A. D.: 'Maceracı Yüzgeçler', İstanbul Boğazı'nın altında geçiyor. Bu dünyayı 'Biba'nın gözünden görüyoruz. 'Biba', yazar olmak isteyen bir balık. Yaşadığı maceraları günlüklerine yazıyor. 'Biba' ve arkadaşları onun yazdığı maceralardan bir senaryo oluşturuyorlar. Bizler de seyirci olarak filmde onların yaşadığı olaylara şahitlik ediyoruz. Dünya balıklarının davet edildiği bir gösteri çıkıyor ortaya.
Çocuklar 'Maceracı Yüzgeçler'i neden sevdi?
A.D.: Çünkü macera var. Karakterler çok eğlenceli ve çok bizden. Her karakterin ayrı bir özelliği var. Çocuk evden çıkınca illa ki deniz görüyor.
E.K.: Denizin altında öyle bir dünya yarattık ki... Sultanahmet, Galata Kulesi, Kız Kulesi, Tarihi Yarımada, köprüler, vapurlar... Suyun altında aynı dünya devam ediyor. Dolayısıyla gerçek hayatla çok yakınlaşabildiği bir yer. Balıklar da çocuk. Ödev yapıp okula gidiyorlar. Empati kuruyorlar.
Çizgi diziyi bilmeyen filmi izlerken yabancılık çeker mi?
E.K.: Hayır, yine çok eğlenir. Yedi ayrı hikaye bir bütünlük içinde. Tiyatro oyunu izlemeye gitmiş gibi olacak çocuklar. Şarkılar da çok eğlenceli.
Ressam Osman Hamdi Bey'e de gönderme var...
A.D.: Evet, bizim dünyamızda kültür-sanat, tarih çok önemli. 'Biba' yazmaya hevesli, kitap tutkunu bir balık. Osman Hamdi Bey'in Kaplumbağa Terbiyecisi tablosu çok önemli bir tablo. Balıklarımızın da güzel bir hikayesi var tabloyla. Elçin'in aklına gelen bir fikirdi, hikayeye ekledik.

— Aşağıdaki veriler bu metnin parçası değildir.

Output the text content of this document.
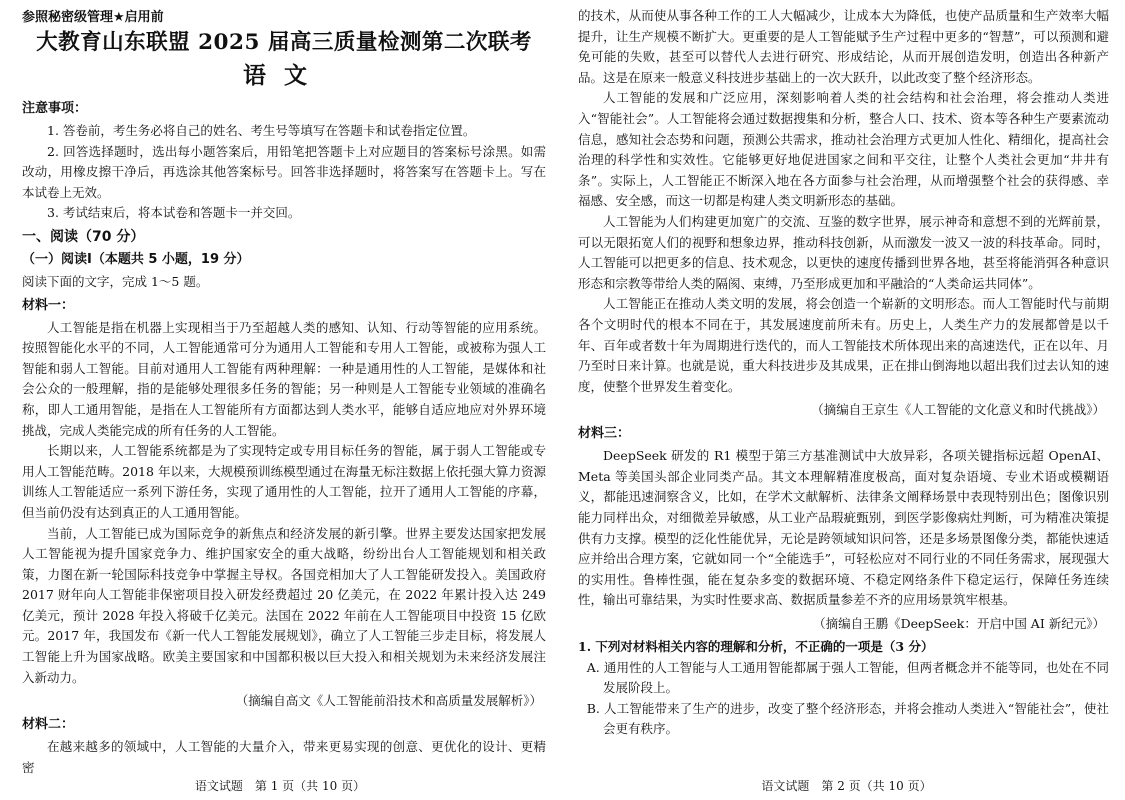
参照秘密级管理★启用前
大教育山东联盟 2025 届高三质量检测第二次联考
语文
注意事项：

1. 答卷前，考生务必将自己的姓名、考生号等填写在答题卡和试卷指定位置。

2. 回答选择题时，选出每小题答案后，用铅笔把答题卡上对应题目的答案标号涂黑。如需改动，用橡皮擦干净后，再选涂其他答案标号。回答非选择题时，将答案写在答题卡上。写在本试卷上无效。

3. 考试结束后，将本试卷和答题卡一并交回。

一、阅读（70 分）
（一）阅读Ⅰ（本题共 5 小题，19 分）

阅读下面的文字，完成 1～5 题。

材料一：

人工智能是指在机器上实现相当于乃至超越人类的感知、认知、行动等智能的应用系统。按照智能化水平的不同，人工智能通常可分为通用人工智能和专用人工智能，或被称为强人工智能和弱人工智能。目前对通用人工智能有两种理解：一种是通用性的人工智能，是媒体和社会公众的一般理解，指的是能够处理很多任务的智能；另一种则是人工智能专业领域的准确名称，即人工通用智能，是指在人工智能所有方面都达到人类水平，能够自适应地应对外界环境挑战，完成人类能完成的所有任务的人工智能。

长期以来，人工智能系统都是为了实现特定或专用目标任务的智能，属于弱人工智能或专用人工智能范畴。2018 年以来，大规模预训练模型通过在海量无标注数据上依托强大算力资源训练人工智能适应一系列下游任务，实现了通用性的人工智能，拉开了通用人工智能的序幕，但当前仍没有达到真正的人工通用智能。

当前，人工智能已成为国际竞争的新焦点和经济发展的新引擎。世界主要发达国家把发展人工智能视为提升国家竞争力、维护国家安全的重大战略，纷纷出台人工智能规划和相关政策，力图在新一轮国际科技竞争中掌握主导权。各国竞相加大了人工智能研发投入。美国政府2017 财年向人工智能非保密项目投入研发经费超过 20 亿美元，在 2022 年累计投入达 249 亿美元，预计 2028 年投入将破千亿美元。法国在 2022 年前在人工智能项目中投资 15 亿欧元。2017 年，我国发布《新一代人工智能发展规划》，确立了人工智能三步走目标，将发展人工智能上升为国家战略。欧美主要国家和中国都积极以巨大投入和相关规划为未来经济发展注入新动力。

（摘编自高文《人工智能前沿技术和高质量发展解析》）
材料二：

在越来越多的领域中，人工智能的大量介入，带来更易实现的创意、更优化的设计、更精密

语文试题　第 1 页（共 10 页）

的技术，从而使从事各种工作的工人大幅减少，让成本大为降低，也使产品质量和生产效率大幅提升，让生产规模不断扩大。更重要的是人工智能赋予生产过程中更多的“智慧”，可以预测和避免可能的失败，甚至可以替代人去进行研究、形成结论，从而开展创造发明，创造出各种新产品。这是在原来一般意义科技进步基础上的一次大跃升，以此改变了整个经济形态。

人工智能的发展和广泛应用，深刻影响着人类的社会结构和社会治理，将会推动人类进入“智能社会”。人工智能将会通过数据搜集和分析，整合人口、技术、资本等各种生产要素流动信息，感知社会态势和问题，预测公共需求，推动社会治理方式更加人性化、精细化，提高社会治理的科学性和实效性。它能够更好地促进国家之间和平交往，让整个人类社会更加“井井有条”。实际上，人工智能正不断深入地在各方面参与社会治理，从而增强整个社会的获得感、幸福感、安全感，而这一切都是构建人类文明新形态的基础。

人工智能为人们构建更加宽广的交流、互鉴的数字世界，展示神奇和意想不到的光辉前景，可以无限拓宽人们的视野和想象边界，推动科技创新，从而激发一波又一波的科技革命。同时，人工智能可以把更多的信息、技术观念，以更快的速度传播到世界各地，甚至将能消弭各种意识形态和宗教等带给人类的隔阂、束缚，乃至形成更加和平融洽的“人类命运共同体”。

人工智能正在推动人类文明的发展，将会创造一个崭新的文明形态。而人工智能时代与前期各个文明时代的根本不同在于，其发展速度前所未有。历史上，人类生产力的发展都曾是以千年、百年或者数十年为周期进行迭代的，而人工智能技术所体现出来的高速迭代，正在以年、月乃至时日来计算。也就是说，重大科技进步及其成果，正在排山倒海地以超出我们过去认知的速度，使整个世界发生着变化。

（摘编自王京生《人工智能的文化意义和时代挑战》）
材料三：

DeepSeek 研发的 R1 模型于第三方基准测试中大放异彩，各项关键指标远超 OpenAI、Meta 等美国头部企业同类产品。其文本理解精准度极高，面对复杂语境、专业术语或模糊语义，都能迅速洞察含义，比如，在学术文献解析、法律条文阐释场景中表现特别出色；图像识别能力同样出众，对细微差异敏感，从工业产品瑕疵甄别，到医学影像病灶判断，可为精准决策提供有力支撑。模型的泛化性能优异，无论是跨领域知识问答，还是多场景图像分类，都能快速适应并给出合理方案，它就如同一个“全能选手”，可轻松应对不同行业的不同任务需求，展现强大的实用性。鲁棒性强，能在复杂多变的数据环境、不稳定网络条件下稳定运行，保障任务连续性，输出可靠结果，为实时性要求高、数据质量参差不齐的应用场景筑牢根基。

（摘编自王鹏《DeepSeek：开启中国 AI 新纪元》）

1. 下列对材料相关内容的理解和分析，不正确的一项是（3 分）

A. 通用性的人工智能与人工通用智能都属于强人工智能，但两者概念并不能等同，也处在不同发展阶段上。

B. 人工智能带来了生产的进步，改变了整个经济形态，并将会推动人类进入“智能社会”，使社会更有秩序。

语文试题　第 2 页（共 10 页）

E.K.: Beyin fırtınası yapıyoruz, ekipçe değerlendiriyoruz. Burada da yine kızımdan yola çıkıyorum. Okuldan gelip bana "Şu yazarı tanıyor musun?" diyor mesela, "Tanımıyorum" diyorum, "Gel sana anlatayım" diyor. Çocuklar burada da Osman Hamdi Bey'i tanıyacak. Bir bölümde de Everest Tepesi'ne selam gönderiyoruz.
Minika'nın diğer dizilerini de film yapmayı düşünüyor musunuz?
E.K.: Dört yerli yapımımız var. En kıdemlisi 'Maceracı Yüzgeçler'. Diğerlerinin de tabii ki sinemayla buluşmasını istiyoruz.
PSİKOLOG HER BÖLÜMÜ DAKİKA DAKİKA İZLİYOR
■
Sizin çocuklarınız beğendiler mi filmi?
A.D.: Benim 4 yaşında bir oğlum var. İlk o izliyor her şeyi. Çok iyi bir gözü oldu. Onun verdiği revizyonu kanal da veriyor mesela. Bu filmi de onunla izledik, çok beğendi.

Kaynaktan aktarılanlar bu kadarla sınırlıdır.